Ed ora il cast. Nuovamente gran mattatore il navigato Markus Werba (Papageno), vero protagonista assoluto, voce sicura, gran presenza scenica, divertente e magnetico, coinvolge immancabilmente. Benino il Tamino di Antonio Poli, ma senza regalare eccessive emozioni, bene Olga Pudova, come già nel 2014, una Regina della Notte invero non priva di piccole incertezze nella prima aria, ma che poi tiene col fiato sospeso nell’impervia Der Hölle Rache nonostante certe asprezze. Molto apprezzata – meritatamente – Ekaterina Bakanova nei panni di Pamina, grande sensibilità e delicatezze di sfumature. Corretto il Monostato di Cameron Becker, esagitato quanto occorre, passabilmente ieratico (anche se un po’ ingolato) il Sarastro di Antonio Di Matteo, ma gli mancano le note gravi e la possanza complessiva. A posto le tre Dame, sia sul piano vocale sia su quello scenico (Sabina von Walther, Stefanie Irányi ed Eva Vogel), meritatamente applaudita Elisabeth Breuer, una Papagena frizzante e coinvolgente. Volenterosi i tre genietti (elementi estrapolati dalle fila delle voci bianche del Regio), ma con vistosi problemi di intonazione.

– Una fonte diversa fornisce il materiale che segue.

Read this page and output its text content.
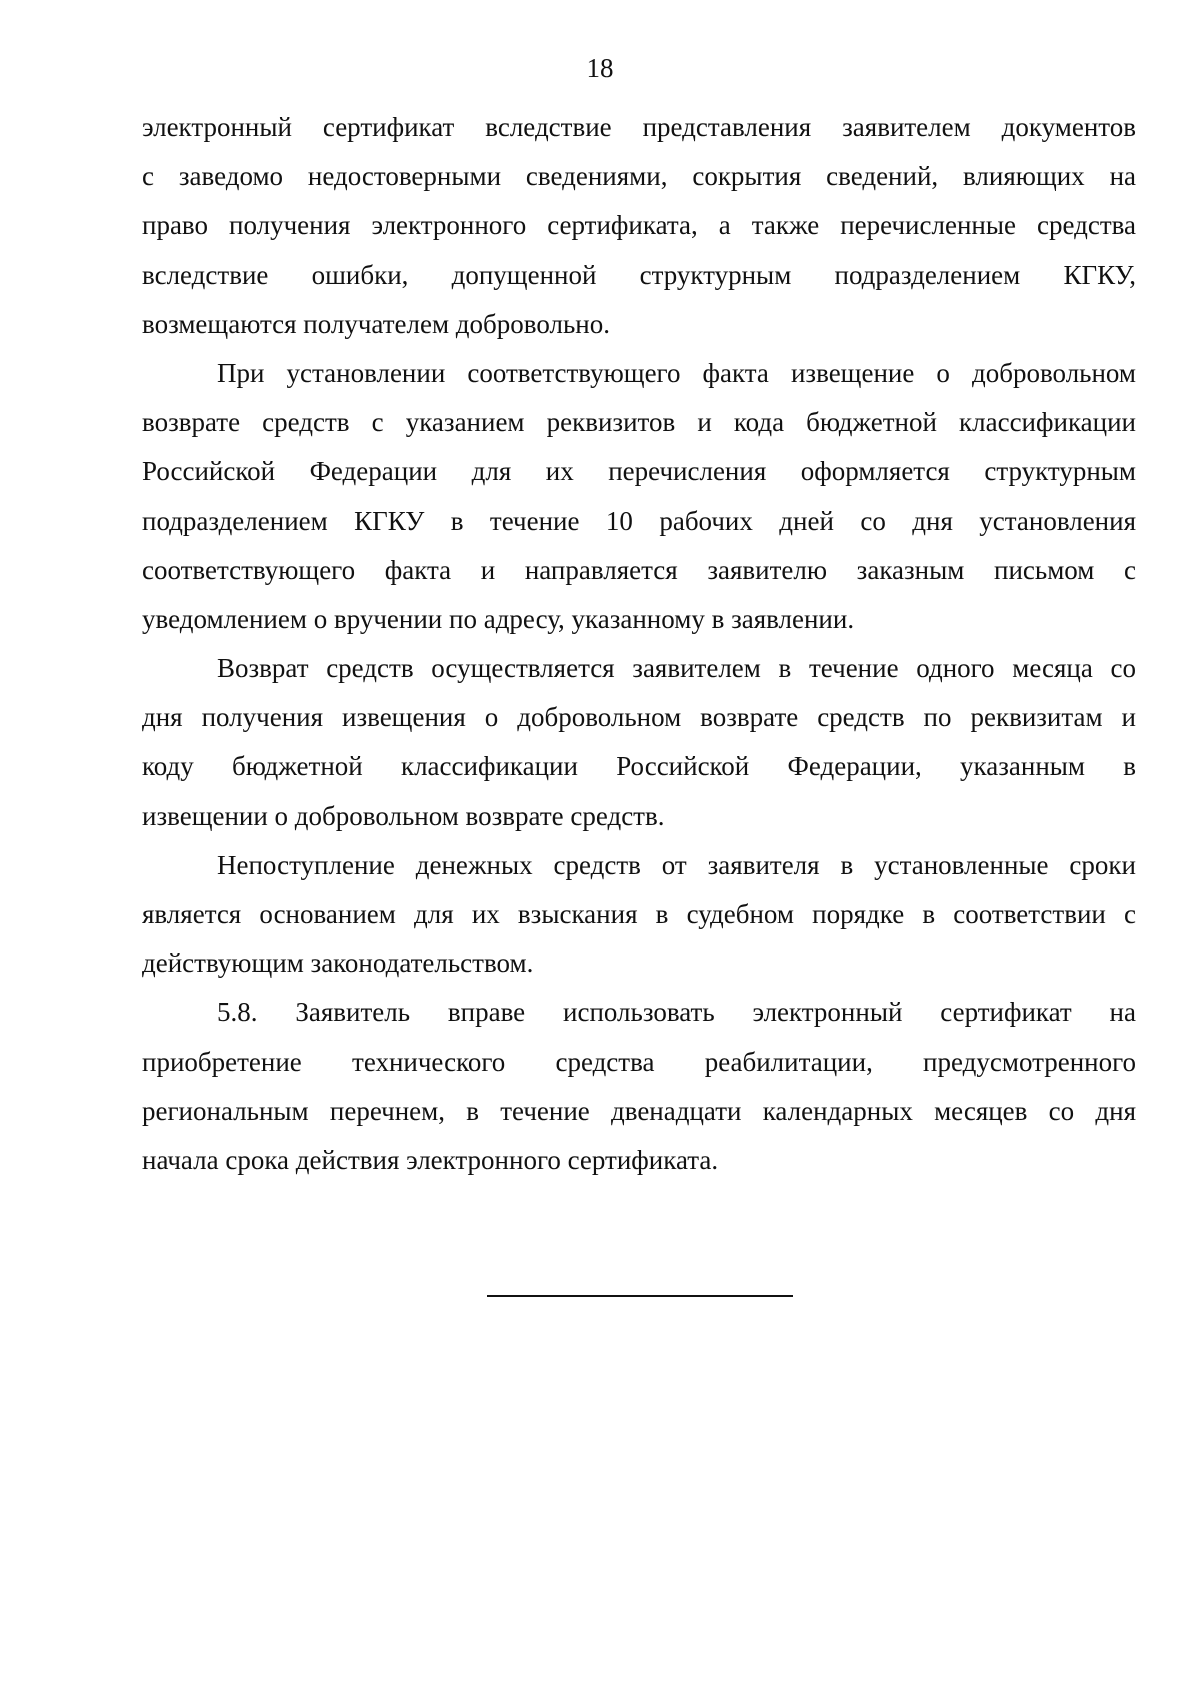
18
электронный сертификат вследствие представления заявителем документов
с заведомо недостоверными сведениями, сокрытия сведений, влияющих на
право получения электронного сертификата, а также перечисленные средства
вследствие ошибки, допущенной структурным подразделением КГКУ,
возмещаются получателем добровольно.
При установлении соответствующего факта извещение о добровольном
возврате средств с указанием реквизитов и кода бюджетной классификации
Российской Федерации для их перечисления оформляется структурным
подразделением КГКУ в течение 10 рабочих дней со дня установления
соответствующего факта и направляется заявителю заказным письмом с
уведомлением о вручении по адресу, указанному в заявлении.
Возврат средств осуществляется заявителем в течение одного месяца со
дня получения извещения о добровольном возврате средств по реквизитам и
коду бюджетной классификации Российской Федерации, указанным в
извещении о добровольном возврате средств.
Непоступление денежных средств от заявителя в установленные сроки
является основанием для их взыскания в судебном порядке в соответствии с
действующим законодательством.
5.8. Заявитель вправе использовать электронный сертификат на
приобретение технического средства реабилитации, предусмотренного
региональным перечнем, в течение двенадцати календарных месяцев со дня
начала срока действия электронного сертификата.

La direzione di Asher Fisch ha destato notevoli perplessità, fin dal triplice accordo iniziale, fin dal sublime fugato dell’Ouverture, parso moscio e privo della giusta incisività. Tempi discutibili, per dire velocissima l’aria di Papageno con i campanelli, tirato via il fugato degli armigeri; poco curati i contrasti, fin dall’esordio laddove il pathos e l’affanno di Tamino rincorso dal serpente dovrebbe virare in un clima gioioso, alla comparsa delle Dame, e invece tutto pareva omologato.
Discreta l’orchestra, nonostante la direzione e malgrado qualche piccola papera; per lo più poco incisivo il coro, pur corretto, ma come tenuto sottotono. Dieci complessivamente le recite sino a fine maggio potendo contare su un doppio cast.